Bill had other nightmares: about to be launched from the mother ship, he saw the pressure drop on his fuel gauge and called for an abort. I heard him loud and clear. Bill turned off all the systems, but the pilot of the mother ship must've had his finger punched down on the microphone transmission key and couldn't hear Bridgeman. He started the countdown to launch with Bill screaming, " Don't drop me." It was horrifying. I was screaming at the pilot, and so were the control guys on the ground, but the Skyrocket was dropped. Bill dropped like a boulder and I dove after him, figuring he had had it. But he managed to crank up and fly right. "Goddamn it, I told you guys not to drop me," he shouted.

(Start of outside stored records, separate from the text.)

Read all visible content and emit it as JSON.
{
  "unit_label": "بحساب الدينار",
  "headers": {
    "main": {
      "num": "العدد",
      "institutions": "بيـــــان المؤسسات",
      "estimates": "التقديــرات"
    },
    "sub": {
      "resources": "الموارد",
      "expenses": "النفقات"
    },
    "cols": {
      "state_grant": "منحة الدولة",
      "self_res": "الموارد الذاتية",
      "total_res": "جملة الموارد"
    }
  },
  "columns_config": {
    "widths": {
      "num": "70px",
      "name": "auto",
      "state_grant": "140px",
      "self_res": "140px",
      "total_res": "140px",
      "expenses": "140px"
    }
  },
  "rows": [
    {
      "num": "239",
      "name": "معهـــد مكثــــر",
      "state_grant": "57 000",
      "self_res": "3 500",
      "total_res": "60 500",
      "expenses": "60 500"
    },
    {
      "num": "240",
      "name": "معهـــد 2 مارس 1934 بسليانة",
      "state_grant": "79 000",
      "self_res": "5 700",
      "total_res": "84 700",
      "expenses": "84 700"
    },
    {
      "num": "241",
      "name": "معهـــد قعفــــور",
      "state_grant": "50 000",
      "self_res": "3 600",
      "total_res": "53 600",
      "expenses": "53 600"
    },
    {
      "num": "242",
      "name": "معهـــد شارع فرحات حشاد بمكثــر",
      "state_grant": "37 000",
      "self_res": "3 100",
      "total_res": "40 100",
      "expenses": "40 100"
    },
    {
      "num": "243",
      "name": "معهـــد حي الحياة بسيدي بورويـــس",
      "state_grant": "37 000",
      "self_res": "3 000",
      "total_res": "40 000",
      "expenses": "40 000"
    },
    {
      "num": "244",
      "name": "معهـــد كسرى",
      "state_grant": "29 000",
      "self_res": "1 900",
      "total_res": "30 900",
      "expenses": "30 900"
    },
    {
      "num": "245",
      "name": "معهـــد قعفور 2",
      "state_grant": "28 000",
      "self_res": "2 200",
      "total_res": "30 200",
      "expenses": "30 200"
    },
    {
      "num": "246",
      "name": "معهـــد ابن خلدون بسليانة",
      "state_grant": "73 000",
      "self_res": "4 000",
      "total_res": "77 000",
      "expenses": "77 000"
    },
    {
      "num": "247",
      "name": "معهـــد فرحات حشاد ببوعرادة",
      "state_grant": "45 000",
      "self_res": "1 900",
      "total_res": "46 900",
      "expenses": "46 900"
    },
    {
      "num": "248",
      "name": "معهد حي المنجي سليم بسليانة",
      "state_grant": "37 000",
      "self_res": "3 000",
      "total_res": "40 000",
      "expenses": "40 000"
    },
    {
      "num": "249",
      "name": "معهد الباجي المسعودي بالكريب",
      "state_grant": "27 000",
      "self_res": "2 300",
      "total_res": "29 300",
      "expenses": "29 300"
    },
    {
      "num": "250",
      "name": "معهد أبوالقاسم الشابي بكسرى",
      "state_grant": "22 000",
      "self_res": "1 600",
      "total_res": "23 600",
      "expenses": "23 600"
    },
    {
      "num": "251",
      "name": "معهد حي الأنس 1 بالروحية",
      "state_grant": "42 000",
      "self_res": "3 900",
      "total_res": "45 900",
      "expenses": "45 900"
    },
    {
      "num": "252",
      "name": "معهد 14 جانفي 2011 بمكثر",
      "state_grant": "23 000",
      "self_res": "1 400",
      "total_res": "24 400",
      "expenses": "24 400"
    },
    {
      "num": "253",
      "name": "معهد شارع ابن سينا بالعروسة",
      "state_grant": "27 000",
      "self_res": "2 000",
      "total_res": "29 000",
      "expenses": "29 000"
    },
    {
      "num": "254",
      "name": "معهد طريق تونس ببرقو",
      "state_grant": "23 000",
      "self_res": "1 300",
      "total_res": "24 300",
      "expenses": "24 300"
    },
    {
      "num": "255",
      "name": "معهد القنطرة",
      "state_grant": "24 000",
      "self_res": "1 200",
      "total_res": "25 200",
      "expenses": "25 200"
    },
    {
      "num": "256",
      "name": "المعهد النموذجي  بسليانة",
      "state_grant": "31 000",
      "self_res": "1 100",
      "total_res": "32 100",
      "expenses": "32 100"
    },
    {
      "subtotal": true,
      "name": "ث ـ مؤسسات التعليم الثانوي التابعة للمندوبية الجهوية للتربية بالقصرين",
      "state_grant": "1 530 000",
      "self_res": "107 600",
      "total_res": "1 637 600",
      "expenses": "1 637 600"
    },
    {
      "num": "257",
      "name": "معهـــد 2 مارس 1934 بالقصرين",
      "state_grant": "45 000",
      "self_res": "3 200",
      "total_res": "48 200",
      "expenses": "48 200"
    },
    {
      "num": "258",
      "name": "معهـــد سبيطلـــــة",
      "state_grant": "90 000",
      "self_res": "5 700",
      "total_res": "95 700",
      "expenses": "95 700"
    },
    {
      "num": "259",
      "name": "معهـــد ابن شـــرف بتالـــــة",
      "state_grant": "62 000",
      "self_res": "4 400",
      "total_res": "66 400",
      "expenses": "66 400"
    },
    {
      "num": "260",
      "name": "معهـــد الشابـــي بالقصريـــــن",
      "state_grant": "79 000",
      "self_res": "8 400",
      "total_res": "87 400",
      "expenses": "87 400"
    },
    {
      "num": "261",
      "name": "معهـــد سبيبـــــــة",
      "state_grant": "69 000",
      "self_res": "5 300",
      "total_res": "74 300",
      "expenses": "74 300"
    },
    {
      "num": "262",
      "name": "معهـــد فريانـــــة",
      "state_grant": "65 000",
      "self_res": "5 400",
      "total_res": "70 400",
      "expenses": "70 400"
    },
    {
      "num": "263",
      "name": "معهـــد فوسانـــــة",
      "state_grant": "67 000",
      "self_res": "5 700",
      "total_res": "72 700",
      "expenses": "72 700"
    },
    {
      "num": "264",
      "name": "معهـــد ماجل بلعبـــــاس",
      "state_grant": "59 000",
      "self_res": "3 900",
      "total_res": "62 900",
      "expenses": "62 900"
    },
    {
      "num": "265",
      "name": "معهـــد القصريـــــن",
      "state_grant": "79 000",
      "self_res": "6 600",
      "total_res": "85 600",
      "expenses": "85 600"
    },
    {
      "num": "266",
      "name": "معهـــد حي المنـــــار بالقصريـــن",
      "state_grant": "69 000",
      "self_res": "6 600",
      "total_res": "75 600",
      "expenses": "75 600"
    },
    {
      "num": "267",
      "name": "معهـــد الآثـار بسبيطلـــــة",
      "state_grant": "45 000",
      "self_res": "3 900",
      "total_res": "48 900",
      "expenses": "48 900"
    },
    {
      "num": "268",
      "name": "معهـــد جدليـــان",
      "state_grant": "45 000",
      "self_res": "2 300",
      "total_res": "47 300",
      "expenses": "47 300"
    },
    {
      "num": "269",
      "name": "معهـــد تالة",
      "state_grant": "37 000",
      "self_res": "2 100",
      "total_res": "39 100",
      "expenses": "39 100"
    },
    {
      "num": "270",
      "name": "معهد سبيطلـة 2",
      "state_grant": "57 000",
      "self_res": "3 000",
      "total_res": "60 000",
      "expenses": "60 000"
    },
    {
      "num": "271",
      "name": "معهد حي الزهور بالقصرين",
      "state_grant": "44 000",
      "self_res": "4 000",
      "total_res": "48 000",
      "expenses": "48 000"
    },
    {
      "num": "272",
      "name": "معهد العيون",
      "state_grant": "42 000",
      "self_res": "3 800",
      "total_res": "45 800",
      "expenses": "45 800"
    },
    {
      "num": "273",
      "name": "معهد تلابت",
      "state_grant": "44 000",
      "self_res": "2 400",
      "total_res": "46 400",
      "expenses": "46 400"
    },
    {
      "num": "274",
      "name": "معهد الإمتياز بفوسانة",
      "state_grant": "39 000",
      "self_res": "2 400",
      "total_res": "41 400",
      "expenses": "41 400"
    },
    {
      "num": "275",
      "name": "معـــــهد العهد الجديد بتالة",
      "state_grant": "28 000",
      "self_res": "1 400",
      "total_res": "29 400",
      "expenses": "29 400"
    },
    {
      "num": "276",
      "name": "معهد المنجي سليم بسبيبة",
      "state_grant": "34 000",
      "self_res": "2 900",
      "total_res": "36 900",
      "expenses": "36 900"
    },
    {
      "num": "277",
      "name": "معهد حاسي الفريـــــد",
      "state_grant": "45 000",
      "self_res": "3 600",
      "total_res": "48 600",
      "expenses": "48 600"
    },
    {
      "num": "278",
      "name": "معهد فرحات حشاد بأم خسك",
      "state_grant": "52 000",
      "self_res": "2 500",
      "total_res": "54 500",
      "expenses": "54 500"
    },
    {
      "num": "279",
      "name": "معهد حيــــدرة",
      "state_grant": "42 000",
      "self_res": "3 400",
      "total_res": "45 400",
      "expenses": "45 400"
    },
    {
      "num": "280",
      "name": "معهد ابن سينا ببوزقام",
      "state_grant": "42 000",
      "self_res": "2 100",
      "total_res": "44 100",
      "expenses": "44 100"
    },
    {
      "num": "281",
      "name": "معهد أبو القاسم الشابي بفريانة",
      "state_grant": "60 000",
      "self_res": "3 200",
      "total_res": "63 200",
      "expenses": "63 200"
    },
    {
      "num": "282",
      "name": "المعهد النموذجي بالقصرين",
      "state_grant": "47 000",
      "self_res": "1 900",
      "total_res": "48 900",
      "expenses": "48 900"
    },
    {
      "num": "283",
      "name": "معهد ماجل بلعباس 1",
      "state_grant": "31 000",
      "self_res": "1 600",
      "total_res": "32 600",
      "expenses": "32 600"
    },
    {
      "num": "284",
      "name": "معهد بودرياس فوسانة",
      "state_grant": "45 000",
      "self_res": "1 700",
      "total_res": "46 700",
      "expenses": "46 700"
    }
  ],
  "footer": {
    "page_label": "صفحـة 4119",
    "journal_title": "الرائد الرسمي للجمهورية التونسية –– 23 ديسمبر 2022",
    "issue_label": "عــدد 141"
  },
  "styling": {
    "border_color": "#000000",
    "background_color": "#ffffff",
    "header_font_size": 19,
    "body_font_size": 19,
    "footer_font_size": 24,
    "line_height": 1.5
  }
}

It was funny later, much later, as was the time when his troubles came in bunches. He lost his engine and his radio, and his canopy frosted over. I was in a frenzy. How do you talk a guy down who can't hear you? He got his radio back, and I was busy lining him up, crawling under his damned airplane to make sure his gear was down and locked, correcting this, suggesting that, so I didn't notice that the bastard had got his engine started, which immediately started his defroster. I looked and saw him sitting in there with a big grin, watching me struggle to sweat him down. He saw that I saw and began to chuckle. "You were doing so great Chuck I didn't want to interrupt." We were only about fifty feet off the deck. I said, "Okay, Navy, you're on your own from here. Hope you don't screw it up."

Test pilots sometimes just did screw up. Bill once stalled that thing at 30,000 feet, got to pitching violently and went into a straight down spin. The Skyrocket was known to be dynamically unstable and spins were to be avoided. I dove down with him stayed on his wing as he plunged seven thousand fee; in ten seconds. On a deal like that I kept my mouth shut, no radio chatter, because there were dozens of people listening intently, including all of Bill's Douglas bosses on the ground who wouldn't be pleased with his performance. But I knew that the flight data would give him away, so I purposely asked, "How are the stalls progressing?" as if he had planned a stall test. There was an investigation after the flight data was studied and both of us were called on the carpet, but we played dumb to the point where Bill's boss exploded, "You're a pretty cute pair," and slammed out of the room.

Bridgeman did more than his share of good flying, eventually achieved 1.8 Mach. He survived the Skyrocket only to be killed doing leisure flying out to Catalina. For Bill, that trip was like a motorist driving to the Seven-Eleven to pick up a quart of milk. He was probably flying complacent and without his usual alertness. That's when an airplane bites hard.